YOUNG people of working age in China will not be allowed to seek jobs until they complete one to three years of higher education or professional training, according to a new government ruling.
The move is part of a strategy designed to ease the job crisis worsened by the more than 10 million lay-offs from state-owned enterprises so far this year.
The ruling will apply in 200 Chinese cities by the end of this year, extending to more regions next year, said Zhang Xiaojian, chief of vocational skill development under the ministry of labour and social security.
Between now and 2000, 18 million urban and 54 million rural youths will seek jobs. Probably one third of them are going to be disappointed.
Since March 1997, 63 cities have piloted the scheme, with 110,000 people going through the education process. "The compulsory training programme is designed to make junior and senior high-school graduates more competent, and cushion the pressure on job markets," Zhang said.

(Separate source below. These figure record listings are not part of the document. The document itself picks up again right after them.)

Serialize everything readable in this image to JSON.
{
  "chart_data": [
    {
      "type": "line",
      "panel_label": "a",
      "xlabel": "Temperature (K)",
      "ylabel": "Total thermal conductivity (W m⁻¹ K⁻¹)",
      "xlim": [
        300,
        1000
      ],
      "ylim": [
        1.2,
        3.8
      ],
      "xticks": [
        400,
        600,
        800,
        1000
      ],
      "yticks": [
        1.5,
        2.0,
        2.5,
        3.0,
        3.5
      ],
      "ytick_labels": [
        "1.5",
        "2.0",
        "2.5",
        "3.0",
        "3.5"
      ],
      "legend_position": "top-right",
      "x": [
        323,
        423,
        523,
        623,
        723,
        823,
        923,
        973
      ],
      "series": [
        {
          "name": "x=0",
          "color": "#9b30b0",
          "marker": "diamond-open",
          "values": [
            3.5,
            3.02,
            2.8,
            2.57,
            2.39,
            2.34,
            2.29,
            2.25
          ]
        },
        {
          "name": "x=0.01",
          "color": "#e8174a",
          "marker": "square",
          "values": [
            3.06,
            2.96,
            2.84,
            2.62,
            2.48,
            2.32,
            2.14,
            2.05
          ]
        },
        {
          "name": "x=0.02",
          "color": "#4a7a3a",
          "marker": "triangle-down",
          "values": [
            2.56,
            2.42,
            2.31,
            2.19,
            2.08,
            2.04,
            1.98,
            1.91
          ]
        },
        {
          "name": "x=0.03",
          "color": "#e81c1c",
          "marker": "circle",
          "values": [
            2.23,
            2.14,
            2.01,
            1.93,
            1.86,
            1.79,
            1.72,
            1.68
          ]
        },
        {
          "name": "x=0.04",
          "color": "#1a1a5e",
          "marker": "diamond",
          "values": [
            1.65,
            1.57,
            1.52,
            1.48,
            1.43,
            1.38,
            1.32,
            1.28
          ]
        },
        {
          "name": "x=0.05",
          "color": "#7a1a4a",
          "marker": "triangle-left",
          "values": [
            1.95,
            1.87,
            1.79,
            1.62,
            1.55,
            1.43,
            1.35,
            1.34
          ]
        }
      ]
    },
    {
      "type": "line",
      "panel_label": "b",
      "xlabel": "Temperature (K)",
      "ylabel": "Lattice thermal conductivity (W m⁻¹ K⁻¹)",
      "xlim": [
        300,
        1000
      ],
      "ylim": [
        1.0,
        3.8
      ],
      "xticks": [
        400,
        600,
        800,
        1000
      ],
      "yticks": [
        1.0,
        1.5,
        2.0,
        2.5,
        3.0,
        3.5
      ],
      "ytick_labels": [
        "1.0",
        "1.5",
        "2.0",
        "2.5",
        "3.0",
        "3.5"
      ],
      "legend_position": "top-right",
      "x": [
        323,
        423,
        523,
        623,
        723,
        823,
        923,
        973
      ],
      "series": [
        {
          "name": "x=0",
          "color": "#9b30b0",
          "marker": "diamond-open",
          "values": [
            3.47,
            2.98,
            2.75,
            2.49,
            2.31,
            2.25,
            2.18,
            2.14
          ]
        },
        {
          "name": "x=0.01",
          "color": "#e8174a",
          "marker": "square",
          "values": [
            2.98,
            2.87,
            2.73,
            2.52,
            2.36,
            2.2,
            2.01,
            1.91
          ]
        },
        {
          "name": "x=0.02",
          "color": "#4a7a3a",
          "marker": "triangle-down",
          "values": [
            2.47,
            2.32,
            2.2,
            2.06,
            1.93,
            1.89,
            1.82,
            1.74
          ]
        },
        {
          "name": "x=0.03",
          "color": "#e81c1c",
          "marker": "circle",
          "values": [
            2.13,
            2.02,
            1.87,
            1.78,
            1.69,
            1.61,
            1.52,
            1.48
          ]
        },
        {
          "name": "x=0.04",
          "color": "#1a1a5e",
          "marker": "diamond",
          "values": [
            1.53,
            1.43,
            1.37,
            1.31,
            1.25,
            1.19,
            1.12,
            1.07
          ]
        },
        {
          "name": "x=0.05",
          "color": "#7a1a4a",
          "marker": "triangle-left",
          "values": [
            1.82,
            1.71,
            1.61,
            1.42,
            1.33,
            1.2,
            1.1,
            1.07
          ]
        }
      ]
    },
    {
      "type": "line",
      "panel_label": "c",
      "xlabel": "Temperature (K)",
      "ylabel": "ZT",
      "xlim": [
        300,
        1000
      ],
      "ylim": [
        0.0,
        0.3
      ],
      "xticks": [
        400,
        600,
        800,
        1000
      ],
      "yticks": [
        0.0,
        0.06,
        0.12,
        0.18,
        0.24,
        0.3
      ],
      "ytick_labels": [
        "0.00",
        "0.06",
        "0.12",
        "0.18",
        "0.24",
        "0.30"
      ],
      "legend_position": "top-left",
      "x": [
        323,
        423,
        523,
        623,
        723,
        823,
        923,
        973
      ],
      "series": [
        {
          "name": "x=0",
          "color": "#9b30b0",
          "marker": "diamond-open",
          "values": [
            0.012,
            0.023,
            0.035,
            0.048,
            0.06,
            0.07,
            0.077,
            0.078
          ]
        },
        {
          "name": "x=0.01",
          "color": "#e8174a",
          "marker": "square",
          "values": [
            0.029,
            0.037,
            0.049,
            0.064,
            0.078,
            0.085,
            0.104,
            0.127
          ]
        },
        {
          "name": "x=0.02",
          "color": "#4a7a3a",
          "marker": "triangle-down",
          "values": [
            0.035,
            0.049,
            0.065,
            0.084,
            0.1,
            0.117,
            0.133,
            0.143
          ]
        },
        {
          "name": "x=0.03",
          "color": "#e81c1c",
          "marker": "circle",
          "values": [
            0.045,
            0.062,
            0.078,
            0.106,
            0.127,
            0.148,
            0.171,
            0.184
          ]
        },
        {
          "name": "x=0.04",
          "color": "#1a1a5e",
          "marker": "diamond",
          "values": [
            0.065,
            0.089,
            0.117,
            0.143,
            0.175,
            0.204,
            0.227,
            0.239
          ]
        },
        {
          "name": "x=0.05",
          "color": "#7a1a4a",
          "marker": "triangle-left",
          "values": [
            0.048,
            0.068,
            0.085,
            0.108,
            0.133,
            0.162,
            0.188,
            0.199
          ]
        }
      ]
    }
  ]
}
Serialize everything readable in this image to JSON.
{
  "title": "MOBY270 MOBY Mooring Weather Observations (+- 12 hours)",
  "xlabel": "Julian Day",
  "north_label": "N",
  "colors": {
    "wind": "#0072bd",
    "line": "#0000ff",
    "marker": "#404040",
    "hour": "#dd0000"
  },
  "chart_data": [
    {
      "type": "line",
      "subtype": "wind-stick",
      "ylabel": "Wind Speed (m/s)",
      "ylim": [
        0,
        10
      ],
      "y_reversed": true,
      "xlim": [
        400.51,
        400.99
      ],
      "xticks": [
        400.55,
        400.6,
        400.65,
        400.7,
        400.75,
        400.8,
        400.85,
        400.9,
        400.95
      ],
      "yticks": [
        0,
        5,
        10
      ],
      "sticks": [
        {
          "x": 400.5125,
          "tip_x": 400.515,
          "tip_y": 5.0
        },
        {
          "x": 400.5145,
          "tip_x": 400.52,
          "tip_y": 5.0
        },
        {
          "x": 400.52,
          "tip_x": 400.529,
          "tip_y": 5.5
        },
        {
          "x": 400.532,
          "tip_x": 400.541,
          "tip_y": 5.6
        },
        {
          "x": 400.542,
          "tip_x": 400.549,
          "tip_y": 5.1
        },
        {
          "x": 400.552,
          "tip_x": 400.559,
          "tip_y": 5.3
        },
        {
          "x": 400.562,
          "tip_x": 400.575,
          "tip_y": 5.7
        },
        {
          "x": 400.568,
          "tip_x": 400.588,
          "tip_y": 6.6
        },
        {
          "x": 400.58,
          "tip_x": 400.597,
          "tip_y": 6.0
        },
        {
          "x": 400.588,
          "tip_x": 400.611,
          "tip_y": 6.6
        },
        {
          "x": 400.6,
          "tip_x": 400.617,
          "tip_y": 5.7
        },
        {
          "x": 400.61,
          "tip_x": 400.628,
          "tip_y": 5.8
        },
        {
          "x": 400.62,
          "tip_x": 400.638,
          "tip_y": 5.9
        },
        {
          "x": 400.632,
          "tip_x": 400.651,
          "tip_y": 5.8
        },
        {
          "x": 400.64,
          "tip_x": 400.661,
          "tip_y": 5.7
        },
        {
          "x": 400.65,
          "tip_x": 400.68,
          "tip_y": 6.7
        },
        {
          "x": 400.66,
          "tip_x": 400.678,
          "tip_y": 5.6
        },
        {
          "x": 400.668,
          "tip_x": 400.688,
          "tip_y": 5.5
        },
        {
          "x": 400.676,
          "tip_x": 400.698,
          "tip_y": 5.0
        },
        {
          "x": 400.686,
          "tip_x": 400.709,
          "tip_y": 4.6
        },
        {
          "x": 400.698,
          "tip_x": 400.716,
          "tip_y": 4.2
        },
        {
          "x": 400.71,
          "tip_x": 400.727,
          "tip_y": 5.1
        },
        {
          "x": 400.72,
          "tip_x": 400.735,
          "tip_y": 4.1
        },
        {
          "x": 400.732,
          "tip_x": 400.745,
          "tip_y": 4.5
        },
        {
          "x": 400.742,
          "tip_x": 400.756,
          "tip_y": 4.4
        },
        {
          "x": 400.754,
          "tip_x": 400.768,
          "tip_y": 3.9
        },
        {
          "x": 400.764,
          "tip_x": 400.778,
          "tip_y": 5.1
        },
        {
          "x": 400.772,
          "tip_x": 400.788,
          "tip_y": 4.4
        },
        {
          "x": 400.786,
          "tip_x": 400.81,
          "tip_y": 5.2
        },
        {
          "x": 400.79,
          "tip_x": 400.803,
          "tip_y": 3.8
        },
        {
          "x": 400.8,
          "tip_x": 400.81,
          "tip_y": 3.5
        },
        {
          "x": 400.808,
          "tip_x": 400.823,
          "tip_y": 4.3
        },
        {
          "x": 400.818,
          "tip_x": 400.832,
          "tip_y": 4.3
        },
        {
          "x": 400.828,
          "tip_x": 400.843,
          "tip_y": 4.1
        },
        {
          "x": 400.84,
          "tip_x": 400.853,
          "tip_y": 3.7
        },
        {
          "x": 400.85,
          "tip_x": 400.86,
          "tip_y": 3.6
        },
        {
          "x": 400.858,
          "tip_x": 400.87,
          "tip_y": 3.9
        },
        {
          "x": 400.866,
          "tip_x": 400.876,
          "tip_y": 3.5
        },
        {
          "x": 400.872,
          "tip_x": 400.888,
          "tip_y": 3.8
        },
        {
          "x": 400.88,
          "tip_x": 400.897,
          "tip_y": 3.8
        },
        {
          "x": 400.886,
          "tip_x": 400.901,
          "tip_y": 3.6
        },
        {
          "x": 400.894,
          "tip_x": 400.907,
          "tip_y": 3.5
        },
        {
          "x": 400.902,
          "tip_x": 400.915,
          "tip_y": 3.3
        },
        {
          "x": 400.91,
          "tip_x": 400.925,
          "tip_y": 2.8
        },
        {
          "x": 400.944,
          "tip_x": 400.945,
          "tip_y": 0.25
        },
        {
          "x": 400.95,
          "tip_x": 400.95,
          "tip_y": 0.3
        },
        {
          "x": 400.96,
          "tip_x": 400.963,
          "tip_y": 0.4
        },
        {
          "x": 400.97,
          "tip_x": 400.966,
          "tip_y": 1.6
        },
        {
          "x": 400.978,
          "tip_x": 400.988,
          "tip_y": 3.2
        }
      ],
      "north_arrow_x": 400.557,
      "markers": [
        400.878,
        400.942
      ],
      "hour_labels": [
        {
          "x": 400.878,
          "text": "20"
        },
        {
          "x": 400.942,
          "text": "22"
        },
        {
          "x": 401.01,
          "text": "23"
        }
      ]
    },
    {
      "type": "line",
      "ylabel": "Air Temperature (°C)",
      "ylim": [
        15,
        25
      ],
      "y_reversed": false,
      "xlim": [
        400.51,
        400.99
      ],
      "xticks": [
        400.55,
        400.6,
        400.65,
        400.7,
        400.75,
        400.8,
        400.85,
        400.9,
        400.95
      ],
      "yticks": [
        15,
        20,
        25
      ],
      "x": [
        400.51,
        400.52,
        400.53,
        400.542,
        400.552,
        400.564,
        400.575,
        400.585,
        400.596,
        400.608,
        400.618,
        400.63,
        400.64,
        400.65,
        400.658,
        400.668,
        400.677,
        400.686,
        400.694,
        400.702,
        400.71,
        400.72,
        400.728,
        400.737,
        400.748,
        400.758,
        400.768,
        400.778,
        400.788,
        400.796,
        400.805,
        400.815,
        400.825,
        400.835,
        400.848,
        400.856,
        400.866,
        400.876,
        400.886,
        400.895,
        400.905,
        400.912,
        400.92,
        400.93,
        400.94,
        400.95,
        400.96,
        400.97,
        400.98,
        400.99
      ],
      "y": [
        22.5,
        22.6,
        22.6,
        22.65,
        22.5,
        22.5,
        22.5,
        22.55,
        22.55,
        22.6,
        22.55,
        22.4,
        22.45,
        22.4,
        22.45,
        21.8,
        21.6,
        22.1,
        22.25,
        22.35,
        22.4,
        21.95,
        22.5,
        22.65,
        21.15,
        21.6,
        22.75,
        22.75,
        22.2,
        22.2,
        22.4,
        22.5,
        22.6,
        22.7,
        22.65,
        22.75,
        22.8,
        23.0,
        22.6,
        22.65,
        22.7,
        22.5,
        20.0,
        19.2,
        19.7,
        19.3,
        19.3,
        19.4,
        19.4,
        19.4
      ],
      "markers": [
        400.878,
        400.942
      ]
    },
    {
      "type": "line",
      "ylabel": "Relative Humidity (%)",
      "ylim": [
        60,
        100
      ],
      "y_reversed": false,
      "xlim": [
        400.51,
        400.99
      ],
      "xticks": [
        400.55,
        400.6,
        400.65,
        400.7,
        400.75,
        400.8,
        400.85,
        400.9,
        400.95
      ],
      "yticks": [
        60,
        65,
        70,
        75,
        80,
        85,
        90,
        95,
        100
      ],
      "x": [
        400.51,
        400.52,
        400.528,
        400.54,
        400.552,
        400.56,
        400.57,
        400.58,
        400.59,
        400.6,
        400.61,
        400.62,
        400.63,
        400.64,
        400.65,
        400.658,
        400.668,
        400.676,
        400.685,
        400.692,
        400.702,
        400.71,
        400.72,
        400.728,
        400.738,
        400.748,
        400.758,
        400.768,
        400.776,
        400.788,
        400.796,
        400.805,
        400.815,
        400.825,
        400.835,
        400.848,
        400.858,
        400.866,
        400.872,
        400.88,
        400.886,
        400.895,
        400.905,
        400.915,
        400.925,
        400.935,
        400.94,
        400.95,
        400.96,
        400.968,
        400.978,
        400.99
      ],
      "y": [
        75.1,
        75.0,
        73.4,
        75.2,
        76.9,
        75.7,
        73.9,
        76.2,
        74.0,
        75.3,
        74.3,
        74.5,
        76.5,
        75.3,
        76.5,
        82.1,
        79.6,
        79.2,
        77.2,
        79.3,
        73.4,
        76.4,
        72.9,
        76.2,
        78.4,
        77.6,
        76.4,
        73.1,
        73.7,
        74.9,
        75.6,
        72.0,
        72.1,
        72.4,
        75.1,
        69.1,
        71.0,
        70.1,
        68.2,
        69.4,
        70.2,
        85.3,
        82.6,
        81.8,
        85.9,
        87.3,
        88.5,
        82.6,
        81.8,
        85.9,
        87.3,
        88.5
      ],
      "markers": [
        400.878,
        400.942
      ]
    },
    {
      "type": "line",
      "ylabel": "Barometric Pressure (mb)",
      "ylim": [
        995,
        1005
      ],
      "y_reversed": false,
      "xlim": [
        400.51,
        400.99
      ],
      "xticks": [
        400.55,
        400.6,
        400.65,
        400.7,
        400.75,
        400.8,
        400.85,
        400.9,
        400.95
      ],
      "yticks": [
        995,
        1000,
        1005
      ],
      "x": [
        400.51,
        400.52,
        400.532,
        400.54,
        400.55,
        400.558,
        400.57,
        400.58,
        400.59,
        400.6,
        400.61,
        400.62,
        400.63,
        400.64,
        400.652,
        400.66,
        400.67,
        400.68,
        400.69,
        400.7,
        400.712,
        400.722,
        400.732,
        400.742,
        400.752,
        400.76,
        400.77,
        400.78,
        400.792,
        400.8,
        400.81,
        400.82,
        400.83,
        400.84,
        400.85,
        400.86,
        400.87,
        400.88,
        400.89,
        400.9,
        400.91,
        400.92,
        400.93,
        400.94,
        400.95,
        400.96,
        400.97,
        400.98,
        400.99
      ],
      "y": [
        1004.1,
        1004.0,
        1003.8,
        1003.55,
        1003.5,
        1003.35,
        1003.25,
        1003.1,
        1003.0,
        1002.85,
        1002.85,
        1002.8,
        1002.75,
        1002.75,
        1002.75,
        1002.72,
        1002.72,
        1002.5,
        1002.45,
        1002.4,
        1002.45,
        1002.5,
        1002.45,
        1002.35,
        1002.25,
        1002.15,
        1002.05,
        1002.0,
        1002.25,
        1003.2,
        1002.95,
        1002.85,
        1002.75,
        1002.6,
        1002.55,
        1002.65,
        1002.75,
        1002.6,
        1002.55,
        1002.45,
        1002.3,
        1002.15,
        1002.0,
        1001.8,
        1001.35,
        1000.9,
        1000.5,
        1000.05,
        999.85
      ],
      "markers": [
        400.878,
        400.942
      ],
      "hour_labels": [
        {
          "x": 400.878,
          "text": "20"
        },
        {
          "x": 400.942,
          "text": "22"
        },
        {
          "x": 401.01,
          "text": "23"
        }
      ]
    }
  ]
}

In urban and rural areas, 30 per cent of high-school leavers would normally enter the workforce without any vocational training, although it is a requirement of China's education and labour laws.
China has 17,000 vocational schools and 30,000 training centres capable of training 3.5 million people a year. Also, about 20,000 enterprises are able to provide training for their own staff. The government will decide on the courses to train young people for both current and future needs.
Only senior high-school graduates with one year of training and junior high-school graduates with three years of training will qualify for a licence to work, which will be issued by government labour departments.
Training programmes will be open to high-school graduates who fail entrance exams or do not wish to take up university places. In many cities youngsters are being required to sign training contracts with employers who designate institutions to carry out training.
As China changes from a planned to a market economy, the government says it plans to shift help towards those old and middle-aged workers, while demanding that young people square up to new challenges, Zhang said.
China's unemployment rate is about 5 per cent. A government report said that by the end of last year urban unemployment tipped 12.1 million and rural unemployment 150 million. Experts are stressing China should not let the unemployment rate go beyond 6 per cent, as China does not have a sound social insurance system.